The new gun laws took affect January 1-- including one KC police chief Daryl Forte fought against.
The law, which was passed by the Republican-led legislature despite a veto by outgoing Gov. Jay Nixon, expands the state’s “castle doctrine,” which permits homeowners to use deadly force against intruders. The revised law will allow invited guests, like babysitters, to use lethal force.
The measure also would create a “stand-your-ground” right, meaning people no longer would need to retreat from danger before shooting in any place they are legally entitled to be present.
Kansas City police chief Darryl Forte says even though professional training is no longer mandatory, people should still get it for the well-being of anyone who comes into their home.
In a blog post, Forte points out several instances where children were victims of accidental gun violence. That includes both a 18-month-old girl who shot and killed herself and a 5-year-old boy who accidentally killed his 3-year-old brother.
He also said research by Innocents Lost found that 70 percent of unintentional child gun deaths could have been prevented by proper storage alone.
That includes using gun locks, which are given out at the KCPD.
National Rifle Association spokeswoman Nicole Waugh said in an email that the new laws will make Missouri safer and allow law-abiding gun owners to carry firearms and protect themselves.
Opponents argue the opposite.
“Now there will be people among us when we’re out with our kids who are carrying concealed firearms without any training at all. Some of them could be dangerous people,” said Becky Morgan, leader of Moms Demand Action for Gun Sense in America. “That’s just our new reality.”
The first comprehensive overhaul of Missouri’s criminal laws since 1979 will finally take effect, two years after lawmakers passed the changes in 2014.
The 600-page revision of the criminal code reduces possible prison sentences for some nonviolent drug crimes, and jail time will no longer be a possibility for first-time offenders convicted of possessing less than 10 grams of marijuana. Possessing up to 35 grams of the drug was punishable by up to a year in prison under the previous criminal code.
“The smaller amounts are not what we need to be concerned with,” said state Sen. Bob Dixon, a Springfield Republican who helped draft the legislation.
Also under the bill, people who drive while intoxicated or sexually abuse their family members would face harsher prison sentences than under current law.
Other changes include more options for sentencing in felony cases.
A new misdemeanor class also will be enacted that won’t include jail time as a possibility. Crimes that fall under that category include driving with a suspended or revoked license.
Missouri Bar President Dana Tippin Cutler said the overhaul “will make better use of taxpayer funds.”
Critics say the proposal did not receive enough vetting. Democratic Gov. Jay Nixon allowed it to pass into law without his signature.
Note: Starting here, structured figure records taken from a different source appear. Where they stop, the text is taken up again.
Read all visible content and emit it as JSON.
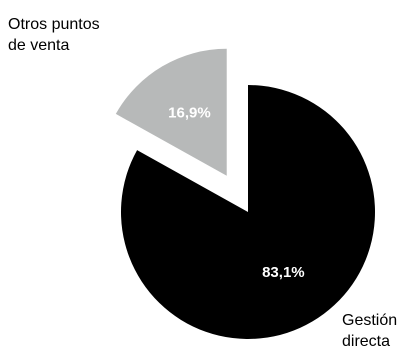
{
  "chart_data": {
    "type": "pie",
    "slices": [
      {
        "name_lines": [
          "Gestión",
          "directa"
        ],
        "value": 83.1,
        "label": "83,1%",
        "color": "#000000",
        "exploded": false
      },
      {
        "name_lines": [
          "Otros puntos",
          "de venta"
        ],
        "value": 16.9,
        "label": "16,9%",
        "color": "#b7b9b9",
        "exploded": true
      }
    ]
  }
}
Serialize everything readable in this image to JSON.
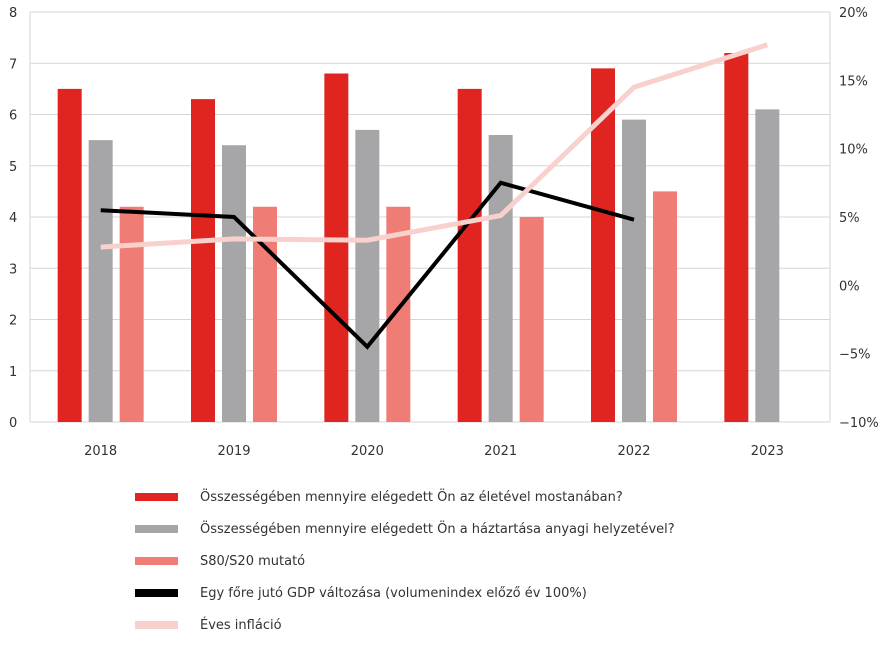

Welfare and health-related laws
The Department of Social Services will contract with a private company to check welfare recipients’ eligibility for benefits, including food stamps, child care, Medicaid and cash welfare payments. The law calls for a private company to flag questionable cases for state employees to review further. It would still be up to agency staff to make a final determination of eligibility.
Health insurers will be required to cover “medically necessary” mental and physical treatment of eating disorders provided by licensed experts under another new law. The goal is to ensure families have access to care for not just the physical aspects of eating disorders, but also the underlying mental issues.
Another law adds “bubble boy disease” to a list of conditions infants are screened for in Missouri. Severe combined immunodeficiency affects about one in 50,000 live births. It impairs the immune system, making infants susceptible to infections. Screenings will only take place if lawmakers set aside enough money for tests.